The Munster football championship has never been a beacon of ultra competitive action - yet has the light ever been so dim?
Should you wish to make a case for retaining the provincial set-up, you certainly wouldn't look to Munster - a place where the relevance of its championship is perennially dwindling.
The protagonists, more often than not, stick to the script. The Kerry/Cork monopoly on the Munster title goes all the way back to 1992, when Clare pulled off one of the shocks of the century, while the current Kerry monopoly goes as far back as 2012.
Besides pushing Kerry to a replay in the 2015 final, Cork - so often the best hope of competition for Kerry - have only come within a score of their rivals in a provincial final on one occasion - in 2013 as reigning champions.
Kerry's opponents this weekend, Clare, already appear to be in favour of scrapping the provincial slogs. Colm Collins has made no secret of his thoughts on the traditional competition, becoming one of the first critics of the competitions. "I think the provincials are dinosaurs," he said in 2016.
Speaking to RTÉ Sport last year, he backed up his feelings once again.
Imagine the excitement if you could have Dublin and Kerry, or Dublin and Tyrone in the same group, besides churning out the same old pairings.
The sky is not going to fall in if we get rid of the provincials.
I think the provincial councils are a really good way of administering the money and that kind of thing and could be left in position for that.
I think it’s a no-brainer, it has to happen. But it looks like it’s going to be a slow, slow process. I’m not holding my breath.
Either way the provincial championships are here to stay - for this year anyway - even if Clare's hard-earned win over Waterford suggested this Saturday's game will prove similar to every other one since 1992 - the last time Clare beat Kerry in the Munster championship.
Clare's one-point win over Waterford earlier this month perhaps proves the Déise are catching up with the pack, but it doesn't mean Kerry aren't increasing their distance ahead of everyone else.
Waterford's last win in the championship came in 2010; it still didn't prevent the decade of Kerry dominance that was to follow. And yet, only a single All-Ireland title was won by the Kingdom during that same time - in 2014. So the past decade has hardly constitutes a golden generation, which would at least explain the provincial dominance.
Cork, almost inevitably, provide Kerry with their stiffest competition, or threat - despite going nearly seven years without a provincial title. The side's relegation to Division 3 this spring lends itself to the worst case scenario in the province - more Kerry dominance. The current drought on Leeside is the longest provincial famine in nearly 30 years and it doesn't look like finishing anytime soon.

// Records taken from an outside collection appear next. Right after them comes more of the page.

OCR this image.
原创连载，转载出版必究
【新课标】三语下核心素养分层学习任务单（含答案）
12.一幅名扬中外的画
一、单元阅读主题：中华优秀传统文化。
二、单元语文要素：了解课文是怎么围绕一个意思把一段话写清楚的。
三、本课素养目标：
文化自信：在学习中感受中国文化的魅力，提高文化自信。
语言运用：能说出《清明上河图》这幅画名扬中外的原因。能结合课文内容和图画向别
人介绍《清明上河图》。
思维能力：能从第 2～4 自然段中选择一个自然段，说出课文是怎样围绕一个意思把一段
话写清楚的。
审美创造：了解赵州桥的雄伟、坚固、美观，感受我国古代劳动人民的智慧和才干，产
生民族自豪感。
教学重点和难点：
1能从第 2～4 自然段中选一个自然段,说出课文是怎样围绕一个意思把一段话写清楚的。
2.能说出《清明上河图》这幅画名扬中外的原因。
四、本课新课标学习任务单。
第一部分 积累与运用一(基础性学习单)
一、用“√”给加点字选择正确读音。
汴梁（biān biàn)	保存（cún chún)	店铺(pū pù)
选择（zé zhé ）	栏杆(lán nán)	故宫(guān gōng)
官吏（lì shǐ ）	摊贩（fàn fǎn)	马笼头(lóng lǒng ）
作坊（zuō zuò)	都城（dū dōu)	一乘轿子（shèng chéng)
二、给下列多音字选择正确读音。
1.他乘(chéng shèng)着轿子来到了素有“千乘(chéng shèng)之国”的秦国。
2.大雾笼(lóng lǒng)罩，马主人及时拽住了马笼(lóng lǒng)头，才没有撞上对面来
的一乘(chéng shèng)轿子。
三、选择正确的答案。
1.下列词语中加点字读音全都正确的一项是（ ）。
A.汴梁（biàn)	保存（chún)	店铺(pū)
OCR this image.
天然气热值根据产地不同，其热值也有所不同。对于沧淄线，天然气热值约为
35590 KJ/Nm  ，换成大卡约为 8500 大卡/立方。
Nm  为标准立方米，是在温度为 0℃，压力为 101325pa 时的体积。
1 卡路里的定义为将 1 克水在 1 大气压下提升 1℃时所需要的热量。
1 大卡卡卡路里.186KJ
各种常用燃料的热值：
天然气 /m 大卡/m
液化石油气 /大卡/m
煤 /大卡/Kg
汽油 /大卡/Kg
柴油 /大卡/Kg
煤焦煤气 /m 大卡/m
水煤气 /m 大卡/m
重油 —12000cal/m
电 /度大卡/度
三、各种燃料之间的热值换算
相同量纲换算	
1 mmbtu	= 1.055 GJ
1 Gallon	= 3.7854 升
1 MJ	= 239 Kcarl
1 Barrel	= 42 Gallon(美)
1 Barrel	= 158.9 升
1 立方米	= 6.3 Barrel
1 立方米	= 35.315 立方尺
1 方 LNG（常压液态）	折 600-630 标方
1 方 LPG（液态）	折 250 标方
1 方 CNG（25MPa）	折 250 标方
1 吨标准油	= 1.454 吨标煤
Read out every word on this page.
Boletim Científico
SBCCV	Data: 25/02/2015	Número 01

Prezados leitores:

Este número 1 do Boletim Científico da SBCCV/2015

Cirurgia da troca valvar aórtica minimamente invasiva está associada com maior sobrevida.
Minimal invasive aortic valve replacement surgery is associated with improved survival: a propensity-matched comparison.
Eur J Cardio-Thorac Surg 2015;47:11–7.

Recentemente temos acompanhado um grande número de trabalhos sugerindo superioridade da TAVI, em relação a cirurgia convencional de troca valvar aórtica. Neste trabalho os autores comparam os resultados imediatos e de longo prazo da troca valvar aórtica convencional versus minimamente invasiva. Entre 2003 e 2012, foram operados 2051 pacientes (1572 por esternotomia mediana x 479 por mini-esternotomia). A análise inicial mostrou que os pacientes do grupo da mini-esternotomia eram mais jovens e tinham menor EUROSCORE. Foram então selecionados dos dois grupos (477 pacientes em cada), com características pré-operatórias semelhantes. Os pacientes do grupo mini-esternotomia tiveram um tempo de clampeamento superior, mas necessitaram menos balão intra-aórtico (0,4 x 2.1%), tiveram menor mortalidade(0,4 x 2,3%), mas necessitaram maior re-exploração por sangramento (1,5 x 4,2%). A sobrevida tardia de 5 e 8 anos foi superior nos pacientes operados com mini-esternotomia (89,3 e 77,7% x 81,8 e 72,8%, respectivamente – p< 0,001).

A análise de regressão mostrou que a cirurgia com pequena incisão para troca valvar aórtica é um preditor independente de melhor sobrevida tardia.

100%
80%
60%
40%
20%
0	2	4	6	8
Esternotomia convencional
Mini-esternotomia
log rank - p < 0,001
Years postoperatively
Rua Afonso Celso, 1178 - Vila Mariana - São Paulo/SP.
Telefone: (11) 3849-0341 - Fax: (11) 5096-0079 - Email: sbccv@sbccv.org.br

The doldrums in Cork give Limerick a glorious opportunity - a chance to make their first Munster final since 2010.
The Limerick manager told the Three Man Weave, the Balls.ie GAA podcast, that he was open to a tiered structure; at the launch of the Munster championship, however, he recognised the failures of the status quo.
It gives the lesser teams the opportunity to play on the big days. But I still think there’s a place for another way of going about it, realistically speaking.
A lot of time is put into playing inter-county now, and there’s an awful lot of talent in many counties not playing it because of the time and little reward involved.
So I think that’s something we’ll all have to look at and see what's the best way forward.
Tipperary found some joy in 2016, making it all the way to an All-Ireland semi-final, but they still fell victim to a 10-point defeat to Kerry in the Munster final. Essentially, Tipperary's run into August only papered over increasingly worrisome cracks.
The provincial championships as an anachronistic element of the GAA summer has become widely acknowledged. As for solutions: the head-scratching continues. It has left supporters, especially seasonal supporters, detached from the competition, waiting until the wheat has separated from the chaff - the latter becoming all but the men from the Kingdom recently.
And still, the show goes on.
Limerick travel to Páirc Uí Rinn to face Cork, Kerry arrive in Cusack Park to face Ennis - as both games clash with the Champions League final, the likelihood is these games will, once again, fade further into irrelevance.
What was it Einstein said about lunacy?